If your smb.conf has a "wins server" directive pointing at a wins server in your network, then step (i) will work without restarting winbind.
Comment 1 Volker Lendecke 2018-09-07 09:44:06 UTC
We call a wins server dead for 10 minutes. Can you try a "net cache flush" between h) and i)?
Comment 2 Andreas Hasenack 2018-09-10 13:35:47 UTC
Note that when a wins server is specified in smb.conf, this problem does not happen.

So without a wins server in smb.conf, i.e., using only broadcast name resolution, calling "net cache flush" has no visible effect.

Please note the sequence of events:
- NIC has no IP
- winbind starts
- name resolution via broadcast fails (expected)
- NIC gets an IP
- name resolution via broadcast still fails (unexpected)

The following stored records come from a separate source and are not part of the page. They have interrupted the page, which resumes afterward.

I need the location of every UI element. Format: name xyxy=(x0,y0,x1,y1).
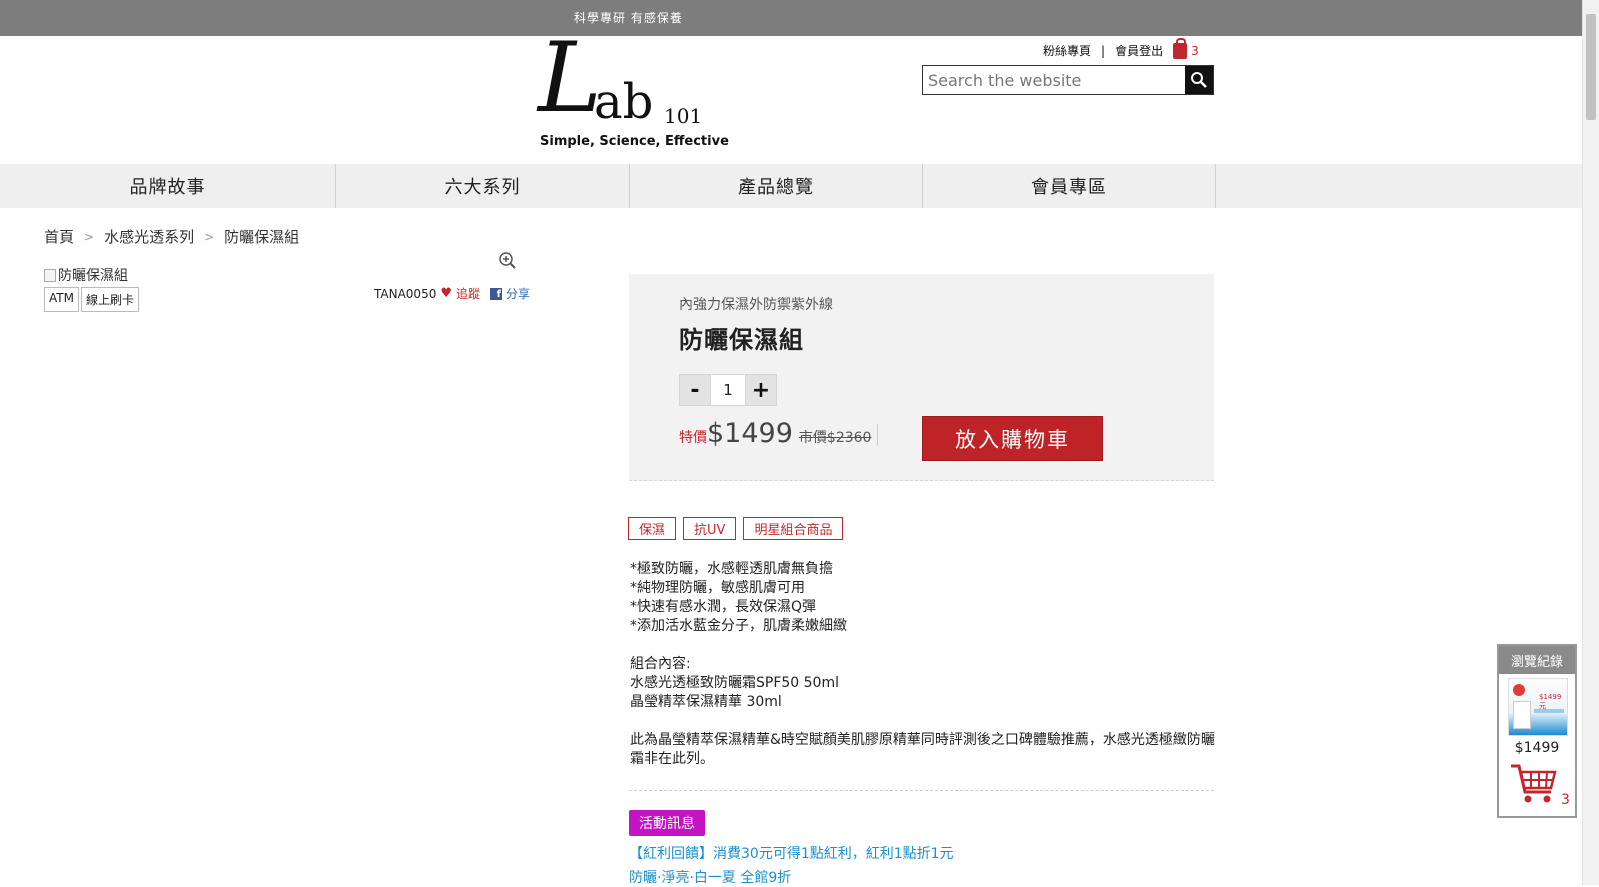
tag-anti-uv[interactable]: 抗UV xyxy=(683,517,737,540)
breadcrumb-separator: > xyxy=(204,229,215,244)
set-contents-title: 組合內容: xyxy=(630,656,691,672)
link-separator: | xyxy=(1101,43,1106,58)
set-item: 水感光透極致防曬霜SPF50 50ml xyxy=(630,675,839,691)
search-bar xyxy=(922,65,1214,95)
shopping-bag-icon xyxy=(1173,37,1188,59)
nav-item-all-products[interactable]: 產品總覽 xyxy=(630,164,923,208)
main-nav: 品牌故事 六大系列 產品總覽 會員專區 xyxy=(0,164,1582,208)
history-cart-count: 3 xyxy=(1561,792,1570,808)
quantity-stepper: - 1 + xyxy=(679,374,777,406)
payment-tag-card: 線上刷卡 xyxy=(80,287,139,312)
add-to-cart-button[interactable]: 放入購物車 xyxy=(922,416,1103,461)
history-price: $1499 xyxy=(1514,740,1560,756)
breadcrumb: 首頁 > 水感光透系列 > 防曬保濕組 xyxy=(44,226,299,247)
price-divider xyxy=(877,424,878,446)
share-link[interactable]: 分享 xyxy=(506,285,530,302)
desc-line: *快速有感水潤，長效保濕Q彈 xyxy=(630,599,817,615)
lab101-logo[interactable]: L ab 101 Simple, Science, Effective xyxy=(538,30,729,154)
fans-page-link[interactable]: 粉絲專頁 xyxy=(1043,42,1091,59)
qty-input[interactable]: 1 xyxy=(711,374,745,406)
history-product-thumb[interactable]: $1499元 xyxy=(1508,678,1568,736)
product-description: *極致防曬，水感輕透肌膚無負擔 *純物理防曬，敏感肌膚可用 *快速有感水潤，長效… xyxy=(630,560,1218,769)
shopping-cart-icon[interactable] xyxy=(1509,762,1559,806)
section-divider xyxy=(629,790,1214,791)
thumb-bottle xyxy=(1513,701,1531,729)
page-scrollbar[interactable] xyxy=(1582,0,1599,885)
original-price: 市價$2360 xyxy=(798,430,872,446)
product-image-alt: 防曬保濕組 xyxy=(58,268,128,284)
tag-moisturize[interactable]: 保濕 xyxy=(628,517,677,540)
event-link-bonus[interactable]: 【紅利回饋】消費30元可得1點紅利，紅利1點折1元 xyxy=(629,843,954,863)
set-item: 晶瑩精萃保濕精華 30ml xyxy=(630,694,782,710)
track-link[interactable]: 追蹤 xyxy=(456,285,480,302)
product-name: 防曬保濕組 xyxy=(679,326,804,354)
breadcrumb-separator: > xyxy=(84,229,95,244)
product-tags: 保濕 抗UV 明星組合商品 xyxy=(628,517,844,540)
zoom-in-icon[interactable] xyxy=(498,251,518,271)
sale-price: $1499 xyxy=(707,418,793,449)
logout-link[interactable]: 會員登出 xyxy=(1115,42,1163,59)
header-cart-count: 3 xyxy=(1191,43,1199,58)
event-badge: 活動訊息 xyxy=(629,810,705,836)
logo-number: 101 xyxy=(664,104,703,128)
event-link-sale[interactable]: 防曬·淨亮·白一夏 全館9折 xyxy=(629,867,791,887)
logo-tagline: Simple, Science, Effective xyxy=(540,134,729,149)
qty-minus-button[interactable]: - xyxy=(679,374,711,406)
scrollbar-thumb[interactable] xyxy=(1586,14,1596,120)
product-image[interactable]: 防曬保濕組 xyxy=(44,265,128,285)
search-button[interactable] xyxy=(1185,66,1213,94)
top-announcement-bar: 科學專研 有感保養 xyxy=(0,0,1582,36)
desc-line: *極致防曬，水感輕透肌膚無負擔 xyxy=(630,561,833,577)
logo-letter-l: L xyxy=(538,22,602,134)
product-subtitle: 內強力保濕外防禦紫外線 xyxy=(679,297,833,313)
nav-item-six-series[interactable]: 六大系列 xyxy=(336,164,630,208)
desc-note: 此為晶瑩精萃保濕精華&時空賦顏美肌膠原精華同時評測後之口碑體驗推薦，水感光透極緻… xyxy=(630,732,1215,767)
browse-history-panel: 瀏覽紀錄 $1499元 $1499 3 xyxy=(1497,644,1577,818)
product-purchase-box: 內強力保濕外防禦紫外線 防曬保濕組 - 1 + 特價 $1499 市價$2360… xyxy=(629,274,1214,481)
search-icon xyxy=(1191,72,1207,88)
payment-tags: ATM 線上刷卡 xyxy=(44,287,139,312)
desc-line: *添加活水藍金分子，肌膚柔嫩細緻 xyxy=(630,618,847,634)
sale-price-label: 特價 xyxy=(679,430,707,446)
logo-letters-ab: ab xyxy=(594,74,654,130)
breadcrumb-current: 防曬保濕組 xyxy=(224,228,300,246)
thumb-badge xyxy=(1513,684,1525,696)
header-cart[interactable]: 3 xyxy=(1173,37,1199,59)
breadcrumb-home[interactable]: 首頁 xyxy=(44,226,74,247)
qty-plus-button[interactable]: + xyxy=(745,374,777,406)
nav-item-brand-story[interactable]: 品牌故事 xyxy=(0,164,336,208)
desc-line: *純物理防曬，敏感肌膚可用 xyxy=(630,580,805,596)
heart-icon[interactable]: ♥ xyxy=(440,286,452,301)
search-input[interactable] xyxy=(923,66,1185,94)
product-meta-row: TANA0050 ♥ 追蹤 f 分享 xyxy=(374,285,530,302)
broken-image-icon xyxy=(44,268,56,282)
breadcrumb-series[interactable]: 水感光透系列 xyxy=(104,226,194,247)
history-title: 瀏覽紀錄 xyxy=(1499,646,1575,674)
product-code: TANA0050 xyxy=(374,286,437,301)
header-links: 粉絲專頁 | 會員登出 3 xyxy=(1043,37,1199,59)
nav-item-member-zone[interactable]: 會員專區 xyxy=(923,164,1216,208)
facebook-icon[interactable]: f xyxy=(490,287,503,300)
thumb-stripe xyxy=(1534,709,1564,713)
payment-tag-atm: ATM xyxy=(44,287,79,312)
price-block: 特價 $1499 市價$2360 xyxy=(679,418,871,449)
tag-star-set[interactable]: 明星組合商品 xyxy=(743,517,844,540)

Here, in this state, the only thing that "fixes" it is a winbind restart. "net cache flush" had no effect.
Comment 3 Volker Lendecke 2018-09-10 13:51:34 UTC
Next try: Can you send a SIGHUP after the network started? This should trigger re-scanning the kernel for network interfaces. If that works, it should be possible to add a netlink listener that triggers the scan whenever interfaces come and go.
Comment 4 Andreas Hasenack 2018-09-10 14:26:44 UTC
That worked. After sending HUP to the parent process, the broadcast name resolution succeeded:

root@bionic-wins:~# ip a show dev ens3
2: ens3: <BROADCAST,MULTICAST> mtu 1500 qdisc noop state DOWN group default qlen 1000
    link/ether 52:54:00:f1:92:89 brd ff:ff:ff:ff:ff:ff

root@bionic-wins:~# ping -c 1 bionic-smb2
ping: bionic-smb2: Temporary failure in name resolution

root@bionic-wins:~# dhclient ens3

root@bionic-wins:~# ps fxaw|grep winbind
 2088 pts/1    S+     0:00      \_ grep --color=auto winbind
 1509 ?        Ss     0:00 /usr/sbin/winbindd --foreground --no-process-group
 1532 ?        S      0:00  \_ /usr/sbin/winbindd --foreground --no-process-group

root@bionic-wins:~# ping -c 1 bionic-smb2
ping: bionic-smb2: Temporary failure in name resolution

root@bionic-wins:~# kill -HUP 1509

root@bionic-wins:~# ping -c 1 bionic-smb2
PING bionic-smb2 (192.168.122.104) 56(84) bytes of data.
64 bytes from bionic-smb2 (192.168.122.104): icmp_seq=1 ttl=64 time=0.833 ms

--- bionic-smb2 ping statistics ---
1 packets transmitted, 1 received, 0% packet loss, time 0ms
rtt min/avg/max/mdev = 0.833/0.833/0.833/0.000 ms
Comment 5 Christian Ehrhardt 2022-06-13 10:23:28 UTC
Hi,
Andreas confirmed back then that the SIGHUB triggered rescan will resolve the issue.

Was there anything added to later versions as a follow on to this or did this fall through the cracks?